C Program Exercise.. Help please..

Question

Question : Program that asks the user to enter an item price value and then show how to pay that amount using the smallest number of $ 50,$20, $10,$5, and $1 bills consist.

Example Output:

Enter Price: 187
Enter Amount to pay: 500
Change is : 313

(6)$50 (1)$10 (3)$1
(0)$20 (0)$5

---

Here's my code: hope you help me , I am having a hard to in knowing the right formula for it..

#include <stdio.h>
#include <conio.h>
#define p printf
#define s scanf
#define g gotoxy

main()
{
    clrscr();
    int c1,c2,c3,c4,c5;
    int price,amount;
    float change;
    p("Enter Price: ");s("%d",&price);
    p("Enter amount: ");s("%d",&amount);
    change=amount-price;
    p("Change is : %f ",change);
    c1=(change/50);
    c2=(0);
    c3=(change/change);
    c4=(0);
    c5=(change/change)+2;
    g(5,5);p("(%d) Php 50",c1);
    g(5,6);p("(%d)  Php 20",c2);
    g(18,5);p("(%d)Php 10 \t",c3);p("(%d)Php 1",c5);
    g(18,6);p("(%d) Php  5 ",c4);


    getch();
    return 0;
}

Answer 1

You're on the right track:

change should be a int too (that means you should change %f to %d). You would then correctly determine the number of 50's (note that integer division in C truncates). You should look at % (modulus operator) to get the remaining amount of changes after the 50's are dealt with:

Using your example:

change = 313
fifties = 313/50 (6)
change %= 50 (13)

That means set change to the remainder after dividing itself by 50 (change = change % 50)

twenties = change / 20 (0)
change %= 20 (13)

tens = change / 10 (1)
change %= 10 (3)

This should give you the basic idea of the code you need. You just continue this pattern in order of decreasing denomination.

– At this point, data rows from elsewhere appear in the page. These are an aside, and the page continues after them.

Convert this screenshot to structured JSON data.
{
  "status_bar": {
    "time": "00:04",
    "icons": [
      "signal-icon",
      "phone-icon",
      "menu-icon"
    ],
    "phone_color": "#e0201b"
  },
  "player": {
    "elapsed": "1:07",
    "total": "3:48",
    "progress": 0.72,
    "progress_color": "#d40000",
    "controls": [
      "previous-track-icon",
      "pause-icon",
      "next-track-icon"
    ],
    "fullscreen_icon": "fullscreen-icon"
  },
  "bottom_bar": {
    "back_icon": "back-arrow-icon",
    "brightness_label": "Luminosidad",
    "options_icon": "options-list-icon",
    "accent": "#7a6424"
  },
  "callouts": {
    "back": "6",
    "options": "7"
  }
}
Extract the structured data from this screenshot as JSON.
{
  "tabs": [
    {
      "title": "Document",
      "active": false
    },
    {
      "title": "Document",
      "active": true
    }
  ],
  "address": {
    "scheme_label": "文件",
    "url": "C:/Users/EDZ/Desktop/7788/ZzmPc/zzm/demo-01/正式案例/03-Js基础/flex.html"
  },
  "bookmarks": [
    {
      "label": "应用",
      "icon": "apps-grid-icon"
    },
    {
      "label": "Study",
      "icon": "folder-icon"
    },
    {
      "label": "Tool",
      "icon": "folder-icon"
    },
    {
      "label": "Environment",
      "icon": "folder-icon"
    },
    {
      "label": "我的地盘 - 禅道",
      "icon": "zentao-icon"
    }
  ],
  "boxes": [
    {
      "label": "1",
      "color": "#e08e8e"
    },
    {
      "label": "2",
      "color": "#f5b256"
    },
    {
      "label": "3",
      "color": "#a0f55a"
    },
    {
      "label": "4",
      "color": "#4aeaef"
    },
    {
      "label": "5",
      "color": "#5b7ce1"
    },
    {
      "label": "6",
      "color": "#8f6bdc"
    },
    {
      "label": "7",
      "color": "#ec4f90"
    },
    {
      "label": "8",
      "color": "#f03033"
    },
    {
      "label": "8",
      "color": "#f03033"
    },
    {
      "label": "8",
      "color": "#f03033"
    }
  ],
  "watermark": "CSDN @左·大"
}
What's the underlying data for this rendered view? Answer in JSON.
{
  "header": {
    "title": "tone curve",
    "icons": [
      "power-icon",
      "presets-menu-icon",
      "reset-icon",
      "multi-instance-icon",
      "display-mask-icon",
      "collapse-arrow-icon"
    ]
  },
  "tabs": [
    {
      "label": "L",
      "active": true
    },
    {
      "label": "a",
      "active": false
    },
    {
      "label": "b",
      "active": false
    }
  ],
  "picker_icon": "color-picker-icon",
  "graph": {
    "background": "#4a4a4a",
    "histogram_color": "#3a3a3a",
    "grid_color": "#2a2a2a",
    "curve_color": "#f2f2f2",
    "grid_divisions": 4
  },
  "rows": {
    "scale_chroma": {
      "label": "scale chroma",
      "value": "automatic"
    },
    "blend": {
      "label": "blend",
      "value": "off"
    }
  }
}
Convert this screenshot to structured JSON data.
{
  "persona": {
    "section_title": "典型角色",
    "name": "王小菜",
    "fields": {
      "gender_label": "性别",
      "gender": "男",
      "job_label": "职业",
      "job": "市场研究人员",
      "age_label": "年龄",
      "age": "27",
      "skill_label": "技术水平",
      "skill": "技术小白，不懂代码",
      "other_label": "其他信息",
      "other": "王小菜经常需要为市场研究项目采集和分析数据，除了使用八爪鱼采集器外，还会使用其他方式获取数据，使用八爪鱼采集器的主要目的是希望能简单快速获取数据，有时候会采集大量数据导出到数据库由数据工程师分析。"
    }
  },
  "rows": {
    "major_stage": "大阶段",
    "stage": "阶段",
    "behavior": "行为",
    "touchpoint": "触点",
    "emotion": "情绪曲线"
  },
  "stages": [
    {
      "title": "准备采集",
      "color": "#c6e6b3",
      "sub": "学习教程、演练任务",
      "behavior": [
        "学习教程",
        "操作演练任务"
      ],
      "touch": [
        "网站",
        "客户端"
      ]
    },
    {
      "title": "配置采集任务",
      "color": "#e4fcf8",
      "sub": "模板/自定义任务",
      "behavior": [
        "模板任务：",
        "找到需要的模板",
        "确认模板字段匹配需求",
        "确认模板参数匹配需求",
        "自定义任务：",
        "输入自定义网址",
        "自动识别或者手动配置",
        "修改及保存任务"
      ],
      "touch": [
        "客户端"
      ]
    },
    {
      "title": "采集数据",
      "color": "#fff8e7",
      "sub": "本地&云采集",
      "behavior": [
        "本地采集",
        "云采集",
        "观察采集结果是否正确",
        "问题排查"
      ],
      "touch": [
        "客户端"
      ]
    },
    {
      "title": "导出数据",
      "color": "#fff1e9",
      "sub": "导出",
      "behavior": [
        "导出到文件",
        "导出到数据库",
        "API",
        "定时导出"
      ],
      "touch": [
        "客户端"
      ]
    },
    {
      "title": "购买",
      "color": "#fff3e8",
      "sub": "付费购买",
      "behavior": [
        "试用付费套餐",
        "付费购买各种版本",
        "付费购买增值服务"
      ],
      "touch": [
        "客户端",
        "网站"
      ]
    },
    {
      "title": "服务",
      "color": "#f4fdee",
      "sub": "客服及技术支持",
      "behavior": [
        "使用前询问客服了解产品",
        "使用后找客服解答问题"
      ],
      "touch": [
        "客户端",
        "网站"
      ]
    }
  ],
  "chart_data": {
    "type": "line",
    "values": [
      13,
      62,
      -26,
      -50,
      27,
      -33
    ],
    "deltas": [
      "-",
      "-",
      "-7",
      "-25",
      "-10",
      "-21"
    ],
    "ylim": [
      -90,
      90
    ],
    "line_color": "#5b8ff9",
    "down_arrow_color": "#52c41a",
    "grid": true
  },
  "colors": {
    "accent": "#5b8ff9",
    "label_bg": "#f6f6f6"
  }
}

As noted, use better variable names, don't use those defines, and generally stick to one statement per line (add a newline after semi-colons). This will make your code more readable. You're also using more parentheses than needed, but that's not a big deal.

Answer 2

I would suggest define an array which holds the bill denominations, and an initially empty array of bill counts:

 int denoms[5] = {50, 20, 10, 5, 1};
 int bills[5] =  {0, 0, 0, 0, 0};

 for(int i =0; i < 5; ++i)
 {
     bills[i] = /* do something interesting with denoms[i] here */
     change = /* more work for you here */
 }

 /* output answer */
 for(int i =0; i < 5; ++i)
 {
     if (bills[i] > 0)
          p("{%d)$%d", bills[i], denoms[i]);
 }
 p("\n");
 for(int i =0; i < 5; ++i)
 {
     if (bills[i] == 0)
          p("{%d)$%d", bills[i], denoms[i]);
 }
 p("\n");

Answer 3

void changeloop(int* change, int* counter, int amount) {
    while (*change > amount) {
        (*counter)++;
        (*change) -= amount;
    }
}
int main() {
    clrscr();
    int price; printf("Enter Price: "); scanf("%d", &input);
    int amount; printf("Enter Amount: "); scanf("%d", &amount);
    int change = amount - price;
    int fifties, twenties, tens, fives, ones;
    fifties = twenties = tens = fives = ones = 0;
    changeloop(&change, &fifties, 50);
    changeloop(&change, &twenties, 20);
    changeloop(&change, &tens, 10);
    changeloop(&change, &fives, 5);
    changeloop(&change, &ones, 1);
    printf("Fifties: %d\n", fifties);
    printf("Twenties: %d\n", twenties);
    printf("Tens: %d\n", tens);
    printf("Fives: %d\n", fives);
    printf("Ones: %d\n", ones);
    getch();
    return;
}

There's work to do, like input validation and error handling. But the basics are here. The code could be refactored to be much more extensible... but meh.